Since its inception and graduation as a Top Level Project (TPL) from Apache Foundation Project (ASF) in September 2010, Apache Hive has been steadily improving—in speed, scale, and SQL semantics—to meet enterprise requirements for both interactive and batch queries at Hadoop scale.
It has become a defacto standard for SQL queries over petabytes of data stored in Hadoop. It is a compliant SQL engine that offers familiarity to developers over a comprehensive and familiar set of SQL semantics for Apache Hadoop. And it continues to evolve, with the Hive community’s concerted commitment to innovate for the enterprise.
The first Stinger initiative delivered Hive 0.13 with substantial speed and SQL interactive capabilities.
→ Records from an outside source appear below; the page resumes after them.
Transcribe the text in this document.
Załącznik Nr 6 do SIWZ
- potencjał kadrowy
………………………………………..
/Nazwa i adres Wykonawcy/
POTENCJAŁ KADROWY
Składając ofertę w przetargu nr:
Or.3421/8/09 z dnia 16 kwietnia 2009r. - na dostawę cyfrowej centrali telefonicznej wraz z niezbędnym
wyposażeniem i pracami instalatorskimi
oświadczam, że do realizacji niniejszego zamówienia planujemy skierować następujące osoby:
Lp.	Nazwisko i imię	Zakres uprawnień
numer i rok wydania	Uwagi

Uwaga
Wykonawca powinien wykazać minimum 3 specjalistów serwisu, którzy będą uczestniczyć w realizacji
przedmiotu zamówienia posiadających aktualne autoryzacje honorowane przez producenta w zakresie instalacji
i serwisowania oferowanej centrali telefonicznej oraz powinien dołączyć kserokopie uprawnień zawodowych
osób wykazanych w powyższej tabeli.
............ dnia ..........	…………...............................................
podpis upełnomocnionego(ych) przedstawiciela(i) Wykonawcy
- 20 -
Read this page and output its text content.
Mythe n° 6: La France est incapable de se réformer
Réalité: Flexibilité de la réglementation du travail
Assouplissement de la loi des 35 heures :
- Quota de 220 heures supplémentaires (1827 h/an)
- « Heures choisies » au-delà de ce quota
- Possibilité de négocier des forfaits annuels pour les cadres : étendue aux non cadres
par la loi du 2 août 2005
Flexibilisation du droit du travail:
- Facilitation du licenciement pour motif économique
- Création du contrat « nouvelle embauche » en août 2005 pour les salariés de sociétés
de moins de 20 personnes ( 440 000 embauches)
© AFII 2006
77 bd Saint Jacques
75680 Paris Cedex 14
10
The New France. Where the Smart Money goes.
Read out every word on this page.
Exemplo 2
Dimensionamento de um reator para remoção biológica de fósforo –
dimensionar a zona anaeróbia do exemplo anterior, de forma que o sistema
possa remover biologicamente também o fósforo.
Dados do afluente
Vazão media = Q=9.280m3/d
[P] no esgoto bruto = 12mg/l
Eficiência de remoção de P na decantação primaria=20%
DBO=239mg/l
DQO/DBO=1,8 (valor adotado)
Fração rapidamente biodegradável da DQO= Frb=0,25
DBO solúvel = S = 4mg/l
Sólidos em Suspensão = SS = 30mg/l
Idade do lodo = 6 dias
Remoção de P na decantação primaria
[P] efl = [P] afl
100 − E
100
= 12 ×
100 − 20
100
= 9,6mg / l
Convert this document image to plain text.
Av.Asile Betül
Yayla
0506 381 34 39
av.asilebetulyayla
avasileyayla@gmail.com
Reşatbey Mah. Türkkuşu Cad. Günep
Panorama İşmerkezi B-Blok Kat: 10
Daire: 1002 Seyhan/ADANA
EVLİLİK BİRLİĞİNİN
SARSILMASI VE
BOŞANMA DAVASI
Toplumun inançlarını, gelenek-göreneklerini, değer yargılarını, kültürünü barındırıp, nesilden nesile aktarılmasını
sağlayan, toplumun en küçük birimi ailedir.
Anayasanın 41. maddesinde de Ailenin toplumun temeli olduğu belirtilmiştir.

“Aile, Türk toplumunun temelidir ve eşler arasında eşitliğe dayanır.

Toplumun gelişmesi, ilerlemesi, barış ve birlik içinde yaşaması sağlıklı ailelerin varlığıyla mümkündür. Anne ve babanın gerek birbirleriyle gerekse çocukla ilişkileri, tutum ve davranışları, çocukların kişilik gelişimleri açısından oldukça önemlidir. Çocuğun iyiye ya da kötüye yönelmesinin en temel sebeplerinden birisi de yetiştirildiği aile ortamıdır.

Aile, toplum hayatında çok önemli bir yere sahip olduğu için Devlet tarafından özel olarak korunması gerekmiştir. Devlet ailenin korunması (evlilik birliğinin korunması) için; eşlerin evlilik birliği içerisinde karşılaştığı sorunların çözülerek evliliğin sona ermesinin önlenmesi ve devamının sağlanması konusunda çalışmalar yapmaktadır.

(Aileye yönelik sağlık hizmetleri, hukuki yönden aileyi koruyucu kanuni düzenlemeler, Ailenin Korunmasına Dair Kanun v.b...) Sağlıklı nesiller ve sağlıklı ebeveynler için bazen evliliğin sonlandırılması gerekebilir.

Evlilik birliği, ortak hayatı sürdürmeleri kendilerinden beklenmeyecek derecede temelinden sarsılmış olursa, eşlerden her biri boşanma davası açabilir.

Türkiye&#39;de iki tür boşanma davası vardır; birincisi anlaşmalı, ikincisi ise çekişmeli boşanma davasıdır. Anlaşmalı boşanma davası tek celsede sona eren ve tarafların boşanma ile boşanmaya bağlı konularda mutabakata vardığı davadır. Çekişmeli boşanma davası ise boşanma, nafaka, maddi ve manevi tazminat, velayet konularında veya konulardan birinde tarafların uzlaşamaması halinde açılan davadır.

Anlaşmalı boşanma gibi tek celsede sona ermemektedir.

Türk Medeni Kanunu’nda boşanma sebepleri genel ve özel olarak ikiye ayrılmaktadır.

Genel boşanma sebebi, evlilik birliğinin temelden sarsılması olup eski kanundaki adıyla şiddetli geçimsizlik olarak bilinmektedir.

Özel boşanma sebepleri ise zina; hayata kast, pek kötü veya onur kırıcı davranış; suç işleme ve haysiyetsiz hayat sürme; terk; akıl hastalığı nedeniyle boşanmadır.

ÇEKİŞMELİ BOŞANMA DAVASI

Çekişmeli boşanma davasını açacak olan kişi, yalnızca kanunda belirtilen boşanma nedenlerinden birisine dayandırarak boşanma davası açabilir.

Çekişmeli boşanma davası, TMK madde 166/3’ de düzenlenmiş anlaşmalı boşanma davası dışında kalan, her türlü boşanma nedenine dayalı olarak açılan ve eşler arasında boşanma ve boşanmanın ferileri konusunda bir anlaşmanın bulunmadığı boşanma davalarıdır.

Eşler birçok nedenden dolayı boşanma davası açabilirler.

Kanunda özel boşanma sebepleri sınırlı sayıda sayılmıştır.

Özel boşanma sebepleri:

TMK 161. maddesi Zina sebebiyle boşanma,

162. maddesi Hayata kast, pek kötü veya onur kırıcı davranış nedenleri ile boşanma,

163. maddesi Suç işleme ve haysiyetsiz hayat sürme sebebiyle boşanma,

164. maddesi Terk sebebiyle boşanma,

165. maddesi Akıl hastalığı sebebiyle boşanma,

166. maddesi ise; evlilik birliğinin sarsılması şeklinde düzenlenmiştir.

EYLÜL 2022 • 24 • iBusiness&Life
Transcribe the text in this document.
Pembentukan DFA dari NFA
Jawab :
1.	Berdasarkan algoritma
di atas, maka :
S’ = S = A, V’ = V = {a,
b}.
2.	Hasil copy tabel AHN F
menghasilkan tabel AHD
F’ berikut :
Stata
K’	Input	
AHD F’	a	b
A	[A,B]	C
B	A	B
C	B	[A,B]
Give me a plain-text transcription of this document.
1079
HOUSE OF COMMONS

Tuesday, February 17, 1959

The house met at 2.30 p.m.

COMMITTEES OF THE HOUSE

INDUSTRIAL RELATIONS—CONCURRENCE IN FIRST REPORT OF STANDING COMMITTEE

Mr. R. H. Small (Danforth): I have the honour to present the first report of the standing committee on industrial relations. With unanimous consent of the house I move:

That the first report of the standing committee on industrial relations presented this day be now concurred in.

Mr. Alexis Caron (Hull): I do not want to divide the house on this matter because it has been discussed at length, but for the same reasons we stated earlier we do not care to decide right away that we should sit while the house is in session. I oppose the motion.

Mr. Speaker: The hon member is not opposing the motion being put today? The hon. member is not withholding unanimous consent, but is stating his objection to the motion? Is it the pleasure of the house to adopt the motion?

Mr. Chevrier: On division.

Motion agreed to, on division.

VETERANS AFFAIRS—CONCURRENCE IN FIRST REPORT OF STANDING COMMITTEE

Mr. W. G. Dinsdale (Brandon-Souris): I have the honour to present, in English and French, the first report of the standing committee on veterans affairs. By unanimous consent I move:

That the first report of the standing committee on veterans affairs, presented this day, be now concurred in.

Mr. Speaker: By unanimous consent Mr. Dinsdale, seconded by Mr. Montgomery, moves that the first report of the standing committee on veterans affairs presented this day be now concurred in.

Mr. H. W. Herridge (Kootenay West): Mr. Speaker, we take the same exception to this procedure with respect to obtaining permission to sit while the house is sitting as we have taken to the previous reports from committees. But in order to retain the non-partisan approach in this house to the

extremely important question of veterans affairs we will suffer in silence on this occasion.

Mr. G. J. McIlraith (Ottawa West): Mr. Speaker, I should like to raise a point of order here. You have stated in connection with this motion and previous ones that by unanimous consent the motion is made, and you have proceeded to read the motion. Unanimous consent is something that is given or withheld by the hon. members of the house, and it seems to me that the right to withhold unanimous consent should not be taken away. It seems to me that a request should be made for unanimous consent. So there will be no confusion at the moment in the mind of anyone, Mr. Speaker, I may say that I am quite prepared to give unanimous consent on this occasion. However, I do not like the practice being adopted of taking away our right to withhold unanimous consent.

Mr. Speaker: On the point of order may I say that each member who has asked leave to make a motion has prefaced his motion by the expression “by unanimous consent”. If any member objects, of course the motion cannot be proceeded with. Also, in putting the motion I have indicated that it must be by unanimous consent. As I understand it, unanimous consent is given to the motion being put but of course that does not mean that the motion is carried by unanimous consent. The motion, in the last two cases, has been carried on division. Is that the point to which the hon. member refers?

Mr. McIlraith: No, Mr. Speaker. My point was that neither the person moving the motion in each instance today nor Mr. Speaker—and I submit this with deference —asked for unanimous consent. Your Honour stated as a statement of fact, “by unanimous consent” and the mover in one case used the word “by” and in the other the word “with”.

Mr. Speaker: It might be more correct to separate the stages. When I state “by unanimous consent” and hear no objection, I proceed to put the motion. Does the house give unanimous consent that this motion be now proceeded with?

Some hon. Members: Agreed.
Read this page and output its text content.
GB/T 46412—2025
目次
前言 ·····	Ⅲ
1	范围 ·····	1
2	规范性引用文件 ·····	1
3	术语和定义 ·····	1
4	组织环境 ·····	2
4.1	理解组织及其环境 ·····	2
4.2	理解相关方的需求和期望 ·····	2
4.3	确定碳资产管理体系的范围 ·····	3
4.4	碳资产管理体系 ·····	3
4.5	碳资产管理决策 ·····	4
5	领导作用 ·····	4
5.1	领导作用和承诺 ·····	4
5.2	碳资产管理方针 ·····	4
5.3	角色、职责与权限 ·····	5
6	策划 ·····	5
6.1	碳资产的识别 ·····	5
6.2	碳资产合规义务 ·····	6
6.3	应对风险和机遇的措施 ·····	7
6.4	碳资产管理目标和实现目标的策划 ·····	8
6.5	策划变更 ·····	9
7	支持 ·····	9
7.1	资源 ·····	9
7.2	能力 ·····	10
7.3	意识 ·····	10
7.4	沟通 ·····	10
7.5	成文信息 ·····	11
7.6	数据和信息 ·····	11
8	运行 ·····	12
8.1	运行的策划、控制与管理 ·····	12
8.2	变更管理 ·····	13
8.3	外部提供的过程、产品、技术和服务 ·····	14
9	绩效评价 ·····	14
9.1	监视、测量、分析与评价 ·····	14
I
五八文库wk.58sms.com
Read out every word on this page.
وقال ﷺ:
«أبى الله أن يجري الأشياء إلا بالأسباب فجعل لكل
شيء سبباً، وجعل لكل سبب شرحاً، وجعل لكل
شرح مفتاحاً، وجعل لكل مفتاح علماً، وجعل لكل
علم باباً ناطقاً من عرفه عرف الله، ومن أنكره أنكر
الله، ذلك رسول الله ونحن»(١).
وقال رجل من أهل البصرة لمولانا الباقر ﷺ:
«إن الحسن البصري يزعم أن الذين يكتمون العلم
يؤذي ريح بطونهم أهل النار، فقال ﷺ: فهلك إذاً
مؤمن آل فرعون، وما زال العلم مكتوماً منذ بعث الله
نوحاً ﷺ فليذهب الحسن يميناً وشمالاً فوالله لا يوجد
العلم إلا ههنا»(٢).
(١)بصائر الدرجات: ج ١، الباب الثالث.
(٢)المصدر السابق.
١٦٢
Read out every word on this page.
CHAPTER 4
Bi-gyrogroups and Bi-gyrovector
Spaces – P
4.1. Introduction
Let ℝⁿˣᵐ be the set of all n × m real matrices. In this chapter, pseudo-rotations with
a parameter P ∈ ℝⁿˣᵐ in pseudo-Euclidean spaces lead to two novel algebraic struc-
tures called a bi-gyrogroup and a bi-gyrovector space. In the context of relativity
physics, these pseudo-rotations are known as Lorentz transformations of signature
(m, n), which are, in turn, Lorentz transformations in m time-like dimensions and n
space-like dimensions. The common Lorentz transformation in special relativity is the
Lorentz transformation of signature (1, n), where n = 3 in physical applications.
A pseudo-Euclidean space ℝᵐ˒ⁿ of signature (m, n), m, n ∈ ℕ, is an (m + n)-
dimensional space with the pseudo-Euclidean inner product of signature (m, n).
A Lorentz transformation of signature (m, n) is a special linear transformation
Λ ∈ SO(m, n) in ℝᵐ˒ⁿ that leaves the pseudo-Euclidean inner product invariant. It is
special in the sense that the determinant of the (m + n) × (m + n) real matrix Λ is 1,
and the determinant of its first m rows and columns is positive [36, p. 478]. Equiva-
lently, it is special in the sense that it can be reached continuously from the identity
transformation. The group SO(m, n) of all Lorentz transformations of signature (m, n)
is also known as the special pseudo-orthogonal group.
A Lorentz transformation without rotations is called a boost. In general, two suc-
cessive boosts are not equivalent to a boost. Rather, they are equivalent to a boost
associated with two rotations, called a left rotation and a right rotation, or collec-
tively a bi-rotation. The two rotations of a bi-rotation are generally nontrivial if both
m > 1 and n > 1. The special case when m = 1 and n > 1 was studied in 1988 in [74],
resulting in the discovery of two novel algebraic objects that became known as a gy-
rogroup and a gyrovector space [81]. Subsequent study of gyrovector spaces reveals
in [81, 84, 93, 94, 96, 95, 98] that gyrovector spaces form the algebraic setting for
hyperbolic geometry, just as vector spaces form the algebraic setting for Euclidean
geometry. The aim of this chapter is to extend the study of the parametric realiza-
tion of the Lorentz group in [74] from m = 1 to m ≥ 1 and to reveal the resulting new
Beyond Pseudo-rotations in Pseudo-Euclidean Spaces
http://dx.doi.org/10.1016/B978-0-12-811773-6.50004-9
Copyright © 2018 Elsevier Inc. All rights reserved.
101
Last week we announced Stinger.next project that not only promises the sub-second speed, scale, and SQL 2011 analytics. It also drives Apache Hive’s future to meet enterprises’ data analytics needs and strives to deliver Enterprise SQL-in-Hadoop at petabyte scale.
As part of the data access layer in the enterprise’s blueprint, Hive 0.13 sits well and runs on Apache Tez and Apache Hadoop YARN, the architectural center, providing timely batch and interactive SQL query access to petabytes of data stored in HDFS.
At the Hadoop Summit San Jose 2014, a number of Apache Hive contributors, committers, customers, and practitioners shared their deep technical knowledge, best practices, potential and promise of Apache Hive.
There is more invaluable content here, but below we have selected a few notable sessions that speak to the speed and scale of Apache Hive for interactive and batch queries:
|Adding ACID Transactions, Inserts, Updates, and Deletes in Apache Hive||Video||Slides|
|Making Hive Suitable for Analytics Workloads||Slides|
|Hive on Apache Tez: Benchmarked at Yahoo! Scale||Video||Slides|
|Hive + Tez: A Performance Deep Dive||Video||Slides|
|De-Bugging Hive with Hadoop-in-the-Cloud||Video||Slides|
|Cost-based query optimization in Hive||Video||Slides|
|A Perfect Hive Query For A Perfect Meeting||Video|
|Hivemall: Scalable Machine Learning Library for Apache Hive||Video||Slides|
Many will peruse the curated content above for Hive 0.13 and realize its promise of speed and scale. Many will follow Apache Hive’s progressive evolution through its Stinger.next phased-initiative that will achieve Enterprise SQL at Hadoop scale. And many will conclude that one SQL engine, delivered through Stinger.next, is better than two.
In short, many will “want one SQL engine, one tool, not two.”